Unfortunately, they had reacted too late.  The man
ran, pulling a thin reed to his lips that hung from a loop around his neck.  A
shrill whistle split the night.

“Damn it!”  No sense in staying quiet any longer.  “Up
or down?” he asked Landon.

“Stay up here,” the archer replied without hesitation
and yelled over the edge.  “Hurry up!  Is anyone still down on the bottom?”

A reply drifted upward.  Landon told the voice’s owner
to run and inform Fraser’s group, who made their ascent a hundred yards further
north.

Not that anyone would need to tell the sergeant
trouble had erupted.  The whistling continued in the dark, starting and
stopping at different lengths in a pattern that must alert Fielo’s army to the
specifics.

“Hurry up,” Landon repeated loudly.  He strung his bow
with a quick efficiency that came from years of experience.

Six men ran at them from the direction the lookout had
fled.  Marik knew his first real battle was upon him.  He drew his sword,
hoping the dark would hinder his enemies as much as it did himself.

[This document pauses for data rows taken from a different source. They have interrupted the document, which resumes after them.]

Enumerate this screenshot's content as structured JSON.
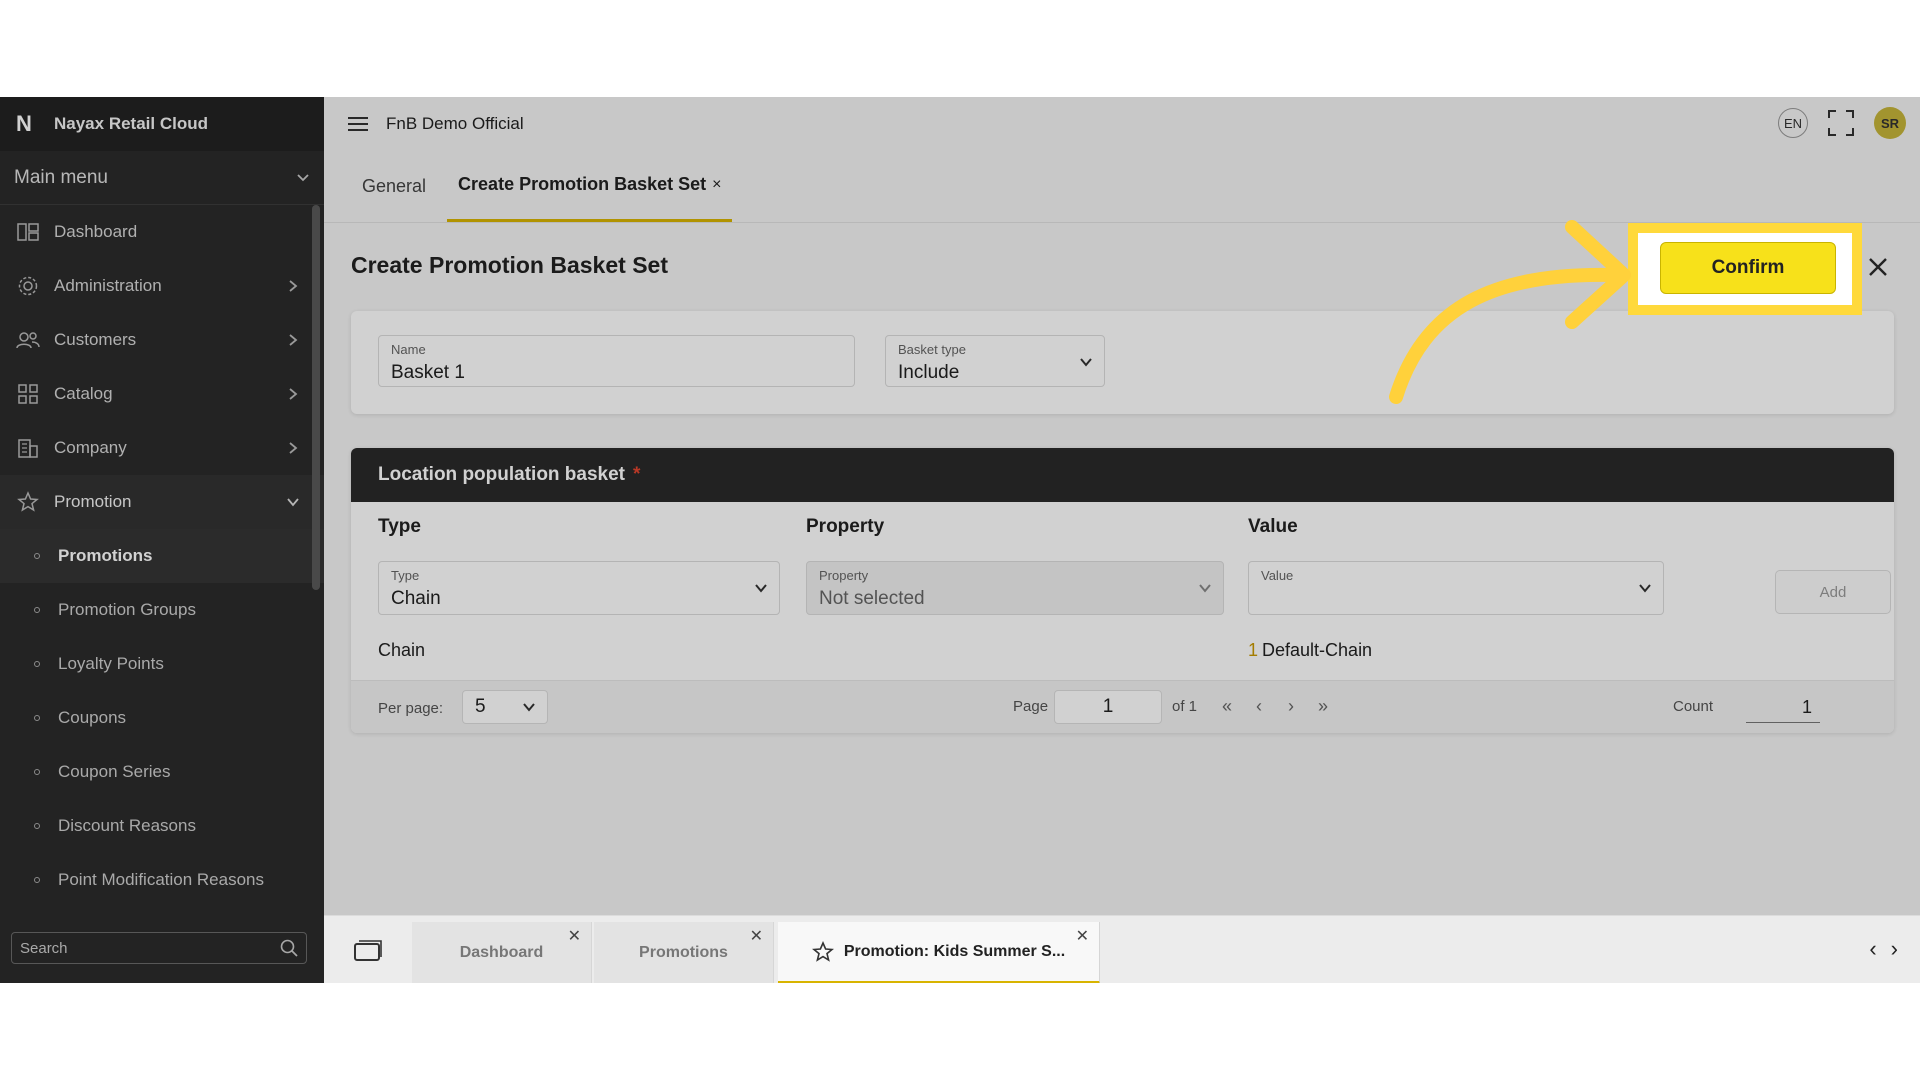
{
  "brand": {
    "name": "Nayax Retail Cloud",
    "logo": "N"
  },
  "sidebar": {
    "main_menu_label": "Main menu",
    "items": [
      {
        "label": "Dashboard",
        "icon": "dashboard-icon"
      },
      {
        "label": "Administration",
        "icon": "admin-gear-icon"
      },
      {
        "label": "Customers",
        "icon": "customers-icon"
      },
      {
        "label": "Catalog",
        "icon": "catalog-grid-icon"
      },
      {
        "label": "Company",
        "icon": "company-building-icon"
      },
      {
        "label": "Promotion",
        "icon": "star-icon"
      }
    ],
    "sub_items": [
      {
        "label": "Promotions"
      },
      {
        "label": "Promotion Groups"
      },
      {
        "label": "Loyalty Points"
      },
      {
        "label": "Coupons"
      },
      {
        "label": "Coupon Series"
      },
      {
        "label": "Discount Reasons"
      },
      {
        "label": "Point Modification Reasons"
      }
    ],
    "search_placeholder": "Search"
  },
  "topbar": {
    "company": "FnB Demo Official",
    "language": "EN",
    "avatar_initials": "SR"
  },
  "tabs": [
    {
      "label": "General"
    },
    {
      "label": "Create Promotion Basket Set",
      "close": "×"
    }
  ],
  "page": {
    "title": "Create Promotion Basket Set",
    "confirm_label": "Confirm",
    "name_field": {
      "label": "Name",
      "value": "Basket 1"
    },
    "basket_type": {
      "label": "Basket type",
      "value": "Include"
    }
  },
  "location_basket": {
    "title": "Location population basket",
    "required_mark": "*",
    "columns": [
      "Type",
      "Property",
      "Value"
    ],
    "type_select": {
      "label": "Type",
      "value": "Chain"
    },
    "property_select": {
      "label": "Property",
      "value": "Not selected"
    },
    "value_select": {
      "label": "Value",
      "value": ""
    },
    "add_label": "Add",
    "row": {
      "type": "Chain",
      "value_num": "1",
      "value_text": "Default-Chain"
    },
    "pager": {
      "per_page_label": "Per page:",
      "per_page": "5",
      "page_label": "Page",
      "page": "1",
      "of_label": "of 1",
      "count_label": "Count",
      "count": "1"
    }
  },
  "bottom_tabs": [
    {
      "label": "Dashboard"
    },
    {
      "label": "Promotions"
    },
    {
      "label": "Promotion: Kids Summer S..."
    }
  ],
  "colors": {
    "accent_yellow": "#f7e11a",
    "highlight": "#ffd93b",
    "sidebar_bg": "#2b2b2b"
  }
}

Beside him stood Sloan, brandishing his strange,
single edged sword.  Its blade had been forged long, narrow and with a straight
back so it looked like an overgrown machete, though less wide.  A rectangular,
guardless hilt stretched long enough for both hands to find an easy grip, the
wood polished over the years by Sloan’s palms.  If it had been the size of a
dagger, it might have been found in a kitchen chopping vegetables.  Marik wondered
at the usefulness of a sword the wielder could not reverse direction with. 
Nonetheless it looked as mean as its owner.

On his other side waited Nial, with a short sword in
his right hand and a one-handed flail in the other.  The flail’s short chains
were tipped with four small, spiked iron balls.  Talbot struggled to reach the
top.  He would still be several moments in achieving it.

Landon drew back his bowstring, unrushed by the deadly
situation.  His first shaft dropped one advancing man.  The three mercenaries
formed a line before Landon, guarding him while the remaining five struck.

In the middle, Marik’s flanks were protected by Sloan
and Nial, both of whom unleashed an attacking flurry.  Each had two opponents
who shuffled to maneuver behind so they could attack their weak points, take
out the archer and stop the men climbing from the river bed.